进一步将温度调高到1.2,探索过多,前期分数提升更快,但后期分数起不来,需要后期降温。因此训练策略建议前期高温后期降温。
训练算法实验:grpo VS ppo
相同参数设定下,grpo的效果更好,且训练更快。不过也有可能是因为没有精细化调参。
rollout次数实验
颜色比较接近,看命名即可。图例中从上至下依次是rollout=3,8,5。
可以看到效果最好的是8,其次是5,效果最差的是3。符合直觉,且5和8的差异没有特别大,边际收益递减,设置为8训练比较慢。
KL Loss实验图例自上而下,① 使用KL,KL的coff=0.01;② 不使用KL;③ 使用KL,KL的coff=0.001。不使用KL损失,完全让模型自由发挥时,RL求解空间过大,找不到合理的优化方向,模型的输出长度始终没有变长。使用KL损失但是系数较大时(coff=0.01),优化初期指标的提升可能只是源自于format分数的提升(同步观察response不断减小可以推测),当想要进一步拿到accuracy的分数时,可以发现分数提升缓慢,KL loss限制了模型的探索。因此,KL Loss的存在是必要的,系数的设置需要权衡。

效果示例和解读
温度tau=1,rollout=8迭代1k步左右的效果如下,答案基本都对了。模型基本摸出规律了。仔细看可以发现:
think表现出一定的模式: 几乎每个问题下,模型总喜欢先简单尝试其中2个数字,比如92 - 92 = 0,然后再依次加一个数字,直到穷举完。如果答案正确则结束,如果不对则反思换一种组合,不断尝试直到找到答案。比如 However, this does not give us 82. Let's try another combination: That's still not 82. Ok, how about:... how about...
这个思考相比于训练初期好非常多了,非常接近普通人面对这个问题的思考逻辑,先纵观全局,挑2个尝试,然后逐步枚举。
另外think的模式和参数设定关系还挺大的,tau=1,rollout=5的时候,think表达出的是另一种模式。
(main_task pid=75047) epoch 0, step 1027
(main_task pid=75047) --------------------------------
(main_task pid=75047) Target: 82 | Numbers: [929281]
(main_task pid=75047) Extracted equation: (92 / 92 + 81)
(main_task pid=75047) Solution string: A conversation between User and Assistant. The user asks a question, and the Assistant solves it. The assistant first thinks about the reasoning process in the mind and then provides the user with the answer.

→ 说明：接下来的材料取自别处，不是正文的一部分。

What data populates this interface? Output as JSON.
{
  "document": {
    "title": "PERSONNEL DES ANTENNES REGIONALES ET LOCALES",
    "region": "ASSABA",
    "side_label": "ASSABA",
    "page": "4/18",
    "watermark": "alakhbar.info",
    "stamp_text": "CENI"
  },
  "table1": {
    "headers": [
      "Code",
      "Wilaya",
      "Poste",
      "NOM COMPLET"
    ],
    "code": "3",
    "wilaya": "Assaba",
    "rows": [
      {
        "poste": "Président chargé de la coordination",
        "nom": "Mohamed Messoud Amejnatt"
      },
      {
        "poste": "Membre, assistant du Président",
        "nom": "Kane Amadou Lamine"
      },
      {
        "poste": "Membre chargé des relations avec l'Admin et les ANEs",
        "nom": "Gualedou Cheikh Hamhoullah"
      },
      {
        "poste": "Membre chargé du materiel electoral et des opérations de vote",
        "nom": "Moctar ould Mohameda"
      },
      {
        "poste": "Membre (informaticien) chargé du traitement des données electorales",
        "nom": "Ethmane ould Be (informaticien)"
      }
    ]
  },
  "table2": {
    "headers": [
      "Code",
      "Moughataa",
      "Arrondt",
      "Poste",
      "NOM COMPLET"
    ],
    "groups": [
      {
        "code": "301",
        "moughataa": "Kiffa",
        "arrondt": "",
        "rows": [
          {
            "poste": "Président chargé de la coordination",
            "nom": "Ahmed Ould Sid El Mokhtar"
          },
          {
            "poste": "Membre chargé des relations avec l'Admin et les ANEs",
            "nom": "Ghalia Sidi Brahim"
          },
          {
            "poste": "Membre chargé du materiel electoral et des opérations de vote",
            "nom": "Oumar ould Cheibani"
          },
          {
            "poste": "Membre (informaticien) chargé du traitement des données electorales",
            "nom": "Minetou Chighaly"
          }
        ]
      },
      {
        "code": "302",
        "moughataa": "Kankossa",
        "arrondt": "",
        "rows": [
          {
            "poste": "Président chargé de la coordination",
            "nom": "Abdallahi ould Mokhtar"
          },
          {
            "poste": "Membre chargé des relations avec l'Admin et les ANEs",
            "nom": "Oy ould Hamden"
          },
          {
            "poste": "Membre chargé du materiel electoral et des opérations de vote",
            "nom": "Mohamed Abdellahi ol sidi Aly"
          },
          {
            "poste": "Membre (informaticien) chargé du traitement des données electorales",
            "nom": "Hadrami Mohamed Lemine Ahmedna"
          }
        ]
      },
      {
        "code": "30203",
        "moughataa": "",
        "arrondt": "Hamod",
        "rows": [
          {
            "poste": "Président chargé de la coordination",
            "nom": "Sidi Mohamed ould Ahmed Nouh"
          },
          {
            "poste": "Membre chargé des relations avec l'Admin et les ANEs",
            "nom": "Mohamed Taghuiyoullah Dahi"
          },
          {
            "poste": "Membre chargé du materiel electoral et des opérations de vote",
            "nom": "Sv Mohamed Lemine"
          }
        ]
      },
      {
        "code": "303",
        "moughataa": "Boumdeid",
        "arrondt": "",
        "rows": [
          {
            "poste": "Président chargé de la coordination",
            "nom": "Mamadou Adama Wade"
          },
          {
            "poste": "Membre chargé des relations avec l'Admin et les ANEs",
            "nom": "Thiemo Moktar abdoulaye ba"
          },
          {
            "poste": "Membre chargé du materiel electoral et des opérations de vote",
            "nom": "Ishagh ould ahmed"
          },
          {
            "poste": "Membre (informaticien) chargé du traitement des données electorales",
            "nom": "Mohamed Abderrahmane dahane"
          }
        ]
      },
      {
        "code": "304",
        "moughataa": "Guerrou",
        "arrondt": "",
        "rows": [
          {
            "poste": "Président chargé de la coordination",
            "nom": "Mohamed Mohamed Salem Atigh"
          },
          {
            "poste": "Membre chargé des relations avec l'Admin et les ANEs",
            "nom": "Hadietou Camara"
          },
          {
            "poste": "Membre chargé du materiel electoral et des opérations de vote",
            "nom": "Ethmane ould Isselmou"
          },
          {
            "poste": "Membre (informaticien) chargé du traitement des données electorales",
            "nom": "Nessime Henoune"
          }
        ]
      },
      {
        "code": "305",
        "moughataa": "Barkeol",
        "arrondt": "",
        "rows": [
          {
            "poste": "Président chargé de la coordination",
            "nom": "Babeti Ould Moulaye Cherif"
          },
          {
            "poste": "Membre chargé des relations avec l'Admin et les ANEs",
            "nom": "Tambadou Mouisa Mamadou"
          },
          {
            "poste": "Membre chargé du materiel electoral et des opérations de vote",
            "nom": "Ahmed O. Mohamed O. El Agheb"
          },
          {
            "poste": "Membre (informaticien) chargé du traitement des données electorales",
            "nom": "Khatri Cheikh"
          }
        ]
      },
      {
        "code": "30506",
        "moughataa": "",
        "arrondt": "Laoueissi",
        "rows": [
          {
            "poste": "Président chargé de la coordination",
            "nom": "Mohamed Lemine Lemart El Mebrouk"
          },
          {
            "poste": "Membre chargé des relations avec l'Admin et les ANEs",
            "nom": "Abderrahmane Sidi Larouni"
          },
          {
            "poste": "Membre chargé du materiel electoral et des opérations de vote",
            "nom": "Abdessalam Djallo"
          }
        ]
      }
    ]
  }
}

(main_task pid=75047) User: Using the numbers [92, 92, 81], create an equation that equals 82. You can use basic arithmetic operations (+, -, *, /) and each number can only be used once. Show your work in <think> </think> tags. And return the final answer in <answer> </answer> tags, for example <answer> (1 + 2) / 3 </answer>.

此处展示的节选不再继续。